You'd just shift the means from business to bureaucracy.

on Jan 02, 2006
You know, it just struck me. Steve is just taking the horror-show concept of imminent domain, and making it apply to our money. If the "society" can somehow better profit from the money we earn, then the state has a right to seize it and do what it wants to with it.

How ugly. How can you possibly rail against wire taps and government excess on one blog, and then pretend that this wouldn't be the last nail in the coffin. You'd just have a system wherein the Trumps of the world would become bureaucrats instead of businessmen, and social "justice" would be handing out poverty at the barrel of a gun.

on Jan 02, 2006
You know, it just struck me. Steve is just taking the horror-show concept of imminent domain, and making it apply to our money. If the "society" can somehow better profit from the money we earn, then the state has a right to seize it and do what it wants to with it.


Good point BakerStreet!
on Jan 02, 2006

You know, it just struck me. Steve is just taking the horror-show concept of imminent domain, and making it apply to our money. If the "society" can somehow better profit from the money we earn, then the state has a right to seize it and do what it wants to with it.

That is what socialism and communism is.  The government owns everything, and you are just a user of their resources.

on Jan 02, 2006
The greed of these unions, combined with our excessive regulation of the industry combined with governmental demands for more and more safety features to make up for the half-plastic pieces of shit they have to build these days in order to meet minimum mileage and air pollution standards are what's caused this industry to struggle, not the fact that their CEO's fly around on private jets.
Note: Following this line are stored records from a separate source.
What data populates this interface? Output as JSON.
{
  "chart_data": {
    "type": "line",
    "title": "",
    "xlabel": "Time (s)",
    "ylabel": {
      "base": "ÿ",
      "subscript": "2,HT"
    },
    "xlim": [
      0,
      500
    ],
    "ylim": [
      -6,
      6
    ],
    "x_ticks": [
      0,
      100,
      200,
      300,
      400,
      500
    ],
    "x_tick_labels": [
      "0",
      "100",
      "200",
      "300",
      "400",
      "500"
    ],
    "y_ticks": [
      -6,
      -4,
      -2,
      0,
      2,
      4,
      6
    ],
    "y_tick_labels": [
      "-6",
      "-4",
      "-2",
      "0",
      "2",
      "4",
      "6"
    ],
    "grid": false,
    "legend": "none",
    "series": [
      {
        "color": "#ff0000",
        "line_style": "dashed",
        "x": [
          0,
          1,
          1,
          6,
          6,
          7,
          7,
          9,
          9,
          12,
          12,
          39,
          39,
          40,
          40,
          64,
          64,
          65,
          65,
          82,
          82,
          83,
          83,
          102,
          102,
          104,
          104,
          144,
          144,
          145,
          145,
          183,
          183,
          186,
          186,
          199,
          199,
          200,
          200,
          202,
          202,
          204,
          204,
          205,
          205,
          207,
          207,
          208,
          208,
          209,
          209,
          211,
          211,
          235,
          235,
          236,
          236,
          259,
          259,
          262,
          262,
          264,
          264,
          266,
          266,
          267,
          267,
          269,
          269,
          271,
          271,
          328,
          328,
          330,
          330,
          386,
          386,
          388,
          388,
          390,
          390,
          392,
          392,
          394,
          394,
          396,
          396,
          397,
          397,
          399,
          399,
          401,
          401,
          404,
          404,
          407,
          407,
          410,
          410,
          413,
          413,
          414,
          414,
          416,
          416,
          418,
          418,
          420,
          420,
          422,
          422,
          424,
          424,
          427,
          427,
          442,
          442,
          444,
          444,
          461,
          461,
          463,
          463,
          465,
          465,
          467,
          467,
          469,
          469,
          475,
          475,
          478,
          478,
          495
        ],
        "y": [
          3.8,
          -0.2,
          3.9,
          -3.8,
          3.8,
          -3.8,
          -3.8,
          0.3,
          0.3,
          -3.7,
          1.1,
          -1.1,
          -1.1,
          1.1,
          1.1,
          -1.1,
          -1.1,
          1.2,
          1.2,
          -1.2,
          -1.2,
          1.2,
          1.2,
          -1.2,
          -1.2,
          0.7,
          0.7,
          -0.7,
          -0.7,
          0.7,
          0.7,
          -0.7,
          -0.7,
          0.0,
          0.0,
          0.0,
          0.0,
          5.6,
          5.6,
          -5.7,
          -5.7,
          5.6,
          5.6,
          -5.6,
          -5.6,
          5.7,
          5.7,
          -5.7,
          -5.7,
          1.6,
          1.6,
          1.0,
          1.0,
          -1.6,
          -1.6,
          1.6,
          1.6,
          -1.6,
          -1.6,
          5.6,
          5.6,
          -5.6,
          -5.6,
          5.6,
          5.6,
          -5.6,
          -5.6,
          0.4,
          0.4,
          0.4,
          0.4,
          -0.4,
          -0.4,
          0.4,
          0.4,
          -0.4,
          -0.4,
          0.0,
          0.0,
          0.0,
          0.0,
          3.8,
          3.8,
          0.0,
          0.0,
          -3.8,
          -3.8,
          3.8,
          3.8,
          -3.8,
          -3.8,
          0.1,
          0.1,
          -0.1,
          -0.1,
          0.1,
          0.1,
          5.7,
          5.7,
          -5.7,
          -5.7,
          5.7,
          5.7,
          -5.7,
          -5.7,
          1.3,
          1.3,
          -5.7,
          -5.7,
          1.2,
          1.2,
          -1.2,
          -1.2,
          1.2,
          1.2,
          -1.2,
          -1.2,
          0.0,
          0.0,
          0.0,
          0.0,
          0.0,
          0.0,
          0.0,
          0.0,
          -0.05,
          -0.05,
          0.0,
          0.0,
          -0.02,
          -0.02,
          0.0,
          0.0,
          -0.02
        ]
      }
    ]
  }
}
Your ideas are terrible. Repulsive, even


I like what you have to say...
on Jan 02, 2006
That is what socialism and communism is. The government owns everything, and you are just a user of their resources.


But in pure communism and socialism the government is the people. So the people just use what they already, collectively own.
on Jan 02, 2006
Ubob, in pure communism and socialism "equality" is forced on the people by the government without the say of "the people". The people aren't given choices.
on Jan 02, 2006

The premise of this article is flawed because it assumes that wealth is a zero-sum game.  How much the wealthy make has little to nothing to do with how poor the poor are.